I don’t think that it is any surprise that on the times I have returned to the UK I have sought out the watery places that I once knew. As a kid I burnt the hours of youth fishing, staying at the water’s edge long past any hope of a memorable catch, of a catch worth boasting about the next day. The repetitive cast and recast of float fishing in a river - trotting for chub and barbel or if the truth be told, anything that came along. Even when I lived in the NE of England, in a city blighted by decline and the arrogance of government, I still sought out water. The North Sea at Roker beach on a Sunday morning, cold, even on a hot day. A glimpse of the cloudy Wear as it made its way to a sea once rich in fish but now haunted by the ghost of shoals long past and dying echo of industry.
After the Wear I moved to the Tyne, one valley north, to a town with a similar history and a broken river. The riverside was far from fashionable, but the shoots of regrowth could be seen in small, dark bars and cafes without chips on the menu. But it was not the lower Tyne that attracted me, with its oily water and public wastes. The Derwent was the river that held me there. Winding through oak woodland, shadowed by a dead rail line reborn as a country park. There were Dippers by the river, water beetles in the flooded bank-side grass and Stone Flies in the river rubble. Arching across the river was a viaduct that once carried the rail line, proof if it was needed that not all architecture brutalises the environment. In the scrub around its foundations we dug small pools which were soon rich with wildlife.

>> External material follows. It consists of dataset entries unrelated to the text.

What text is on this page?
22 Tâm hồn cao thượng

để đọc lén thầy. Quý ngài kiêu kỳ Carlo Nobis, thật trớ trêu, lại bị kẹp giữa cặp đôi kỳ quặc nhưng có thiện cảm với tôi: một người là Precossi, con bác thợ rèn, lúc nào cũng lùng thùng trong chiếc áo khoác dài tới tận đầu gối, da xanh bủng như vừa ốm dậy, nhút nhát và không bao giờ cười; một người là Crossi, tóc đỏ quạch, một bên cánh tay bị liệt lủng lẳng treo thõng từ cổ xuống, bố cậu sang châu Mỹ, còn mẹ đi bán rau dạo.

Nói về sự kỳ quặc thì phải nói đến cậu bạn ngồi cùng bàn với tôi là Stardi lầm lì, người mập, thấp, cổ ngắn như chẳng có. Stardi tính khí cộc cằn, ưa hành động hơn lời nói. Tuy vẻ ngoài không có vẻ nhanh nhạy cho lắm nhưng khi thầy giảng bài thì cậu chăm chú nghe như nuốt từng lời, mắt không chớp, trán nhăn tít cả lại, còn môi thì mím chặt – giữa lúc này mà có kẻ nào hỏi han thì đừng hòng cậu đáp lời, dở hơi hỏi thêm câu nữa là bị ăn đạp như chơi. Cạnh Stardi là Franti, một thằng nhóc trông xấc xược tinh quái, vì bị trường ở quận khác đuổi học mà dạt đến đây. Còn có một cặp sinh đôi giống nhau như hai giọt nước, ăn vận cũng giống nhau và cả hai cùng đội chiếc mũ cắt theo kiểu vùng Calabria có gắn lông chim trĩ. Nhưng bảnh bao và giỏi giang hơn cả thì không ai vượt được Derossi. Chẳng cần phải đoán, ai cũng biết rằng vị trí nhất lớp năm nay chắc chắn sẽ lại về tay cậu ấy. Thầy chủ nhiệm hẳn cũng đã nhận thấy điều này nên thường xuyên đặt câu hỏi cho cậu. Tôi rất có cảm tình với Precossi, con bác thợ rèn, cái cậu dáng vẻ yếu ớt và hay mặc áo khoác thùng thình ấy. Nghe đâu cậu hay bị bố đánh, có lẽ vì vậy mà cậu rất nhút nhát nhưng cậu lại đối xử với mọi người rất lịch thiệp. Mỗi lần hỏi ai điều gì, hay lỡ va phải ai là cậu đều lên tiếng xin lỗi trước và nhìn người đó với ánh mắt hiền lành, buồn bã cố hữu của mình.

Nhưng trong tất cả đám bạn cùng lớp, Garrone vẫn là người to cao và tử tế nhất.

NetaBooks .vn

Then I moved was to a place with only one lake, which still confuses people by being The Lake District or The Lakes. Tarns, meres (some of which are windy), and waters were surrounded by thwait and ghylls. The names were stamped onto the landscape like the archaeology of settlement long gone. Almost every stone and step, brook and beck was named, open fell sides where water trickled, were named and held to valley farms and distant times. In places the water still flowed over wheels and was stored in dams that powered mills and hammers of industry. It may have been a national park, but it was not a natural park.
And then in the blink of an eye I was in one of the driest places on Earth - not admittedly in the dry heart - but a place that was dry enough to be in drought from most of the time I have been here. Australia. Much of the decade or more I have been in Australia has been dominated by the lack of water. And absence made the heart grow fonder. Whatever water there was had an even greater pull, and local dams, lakes and rivers had an almost irresistible pull on both me and the wildlife. Trips to the north where the rain still fell and the rivers flowed made me miss my own local patches of water even more. They were a holiday from an absence, wonderful and green, but distant and foreign despite the convenience of currency, conversation and road rules. Northern Australia was a foreign country and its boundaries were marked with flowing water and the fall of rain.

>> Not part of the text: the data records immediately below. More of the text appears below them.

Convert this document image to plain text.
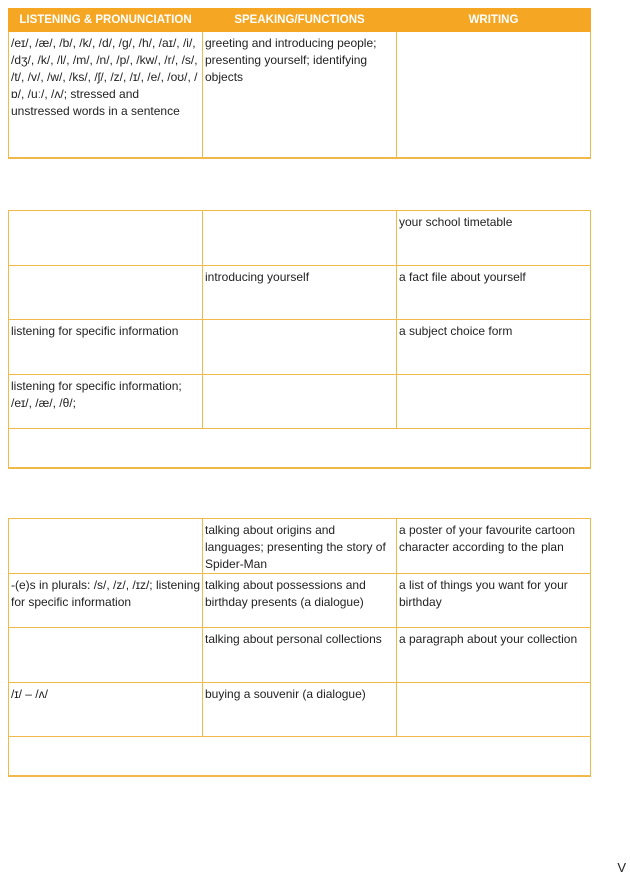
LISTENING & PRONUNCIATION	SPEAKING/FUNCTIONS	WRITING
/eɪ/, /æ/, /b/, /k/, /d/, /g/, /h/, /aɪ/, /i/, /dʒ/, /k/, /l/, /m/, /n/, /p/, /kw/, /r/, /s/, /t/, /v/, /w/, /ks/, /ʃ/, /z/, /ɪ/, /e/, /oʊ/, /ɒ/, /uː/, /ʌ/; stressed and unstressed words in a sentence	greeting and introducing people; presenting yourself; identifying objects	
		your school timetable
	introducing yourself	a fact file about yourself
listening for specific information		a subject choice form
listening for specific information; /eɪ/, /æ/, /θ/;		

	talking about origins and languages; presenting the story of Spider-Man	a poster of your favourite cartoon character according to the plan
-(e)s in plurals: /s/, /z/, /ɪz/; listening for specific information	talking about possessions and birthday presents (a dialogue)	a list of things you want for your birthday
	talking about personal collections	a paragraph about your collection
/ɪ/ – /ʌ/	buying a souvenir (a dialogue)	

V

Closer to home I sought out smaller places where water gathered and in the half light of morning or the failing evening light some transformation comes over even these places. Ringed by footpaths, traversed by board-walks and studded with litter, these are not secret places by any means. But at times they manage to summon a spirit that makes a passing counterfeit of solitude.
Small fish dart in the water edge weeds, and larger ones swirl in the distance. Herons peck and stab in knee deep water, grey and silent, slow moving and graceful. A frog's worst nightmare, a fish's last sight. Ducks float and dive, gather where path meets water, waiting for bread, forsaking weed. Chestnut Teal, Pacific Black Ducks, sometimes Hardhead, more often than not large ducks with white neck rings and a farmyard history. Puddleducks on urban ponds, stories made real.
But of all the watery places I have been, one calls me back more strongly than any other. Not the Lakes with its grand views, well worn paths, poetry and history. Not the rivers of the north east. Not even the flooded lands and rich wildlife of northern Australia. The place I see most often in memory's eye are the pools that sit below the ancient landscape of Priddy. Sitting in a bowl in the limestone Mendip hills, with thick plants and the buzz of dragon flies. The hill top horizon is ringed with ancient barrows, grave sites that marked the boundary between the here and now and the hereafter. This is a landscape that has spoken to people for many thousands of years. Back in the time when knapping was something you did to flints, not something you did in the afternoon, this landscape, with its water and plants, with its dragons and fish, caused people to put down the tools that would feed the body and build structures that were about their understanding of the human condition. The need to have places that are more than just spaces, places that are special. Places that connect.
In my own mind there is no clear division between the memory and the reality of these places, for believing a place to be so, may make it be so.
“Eventually all things merge into one, and a river runs through it. I am haunted by water”.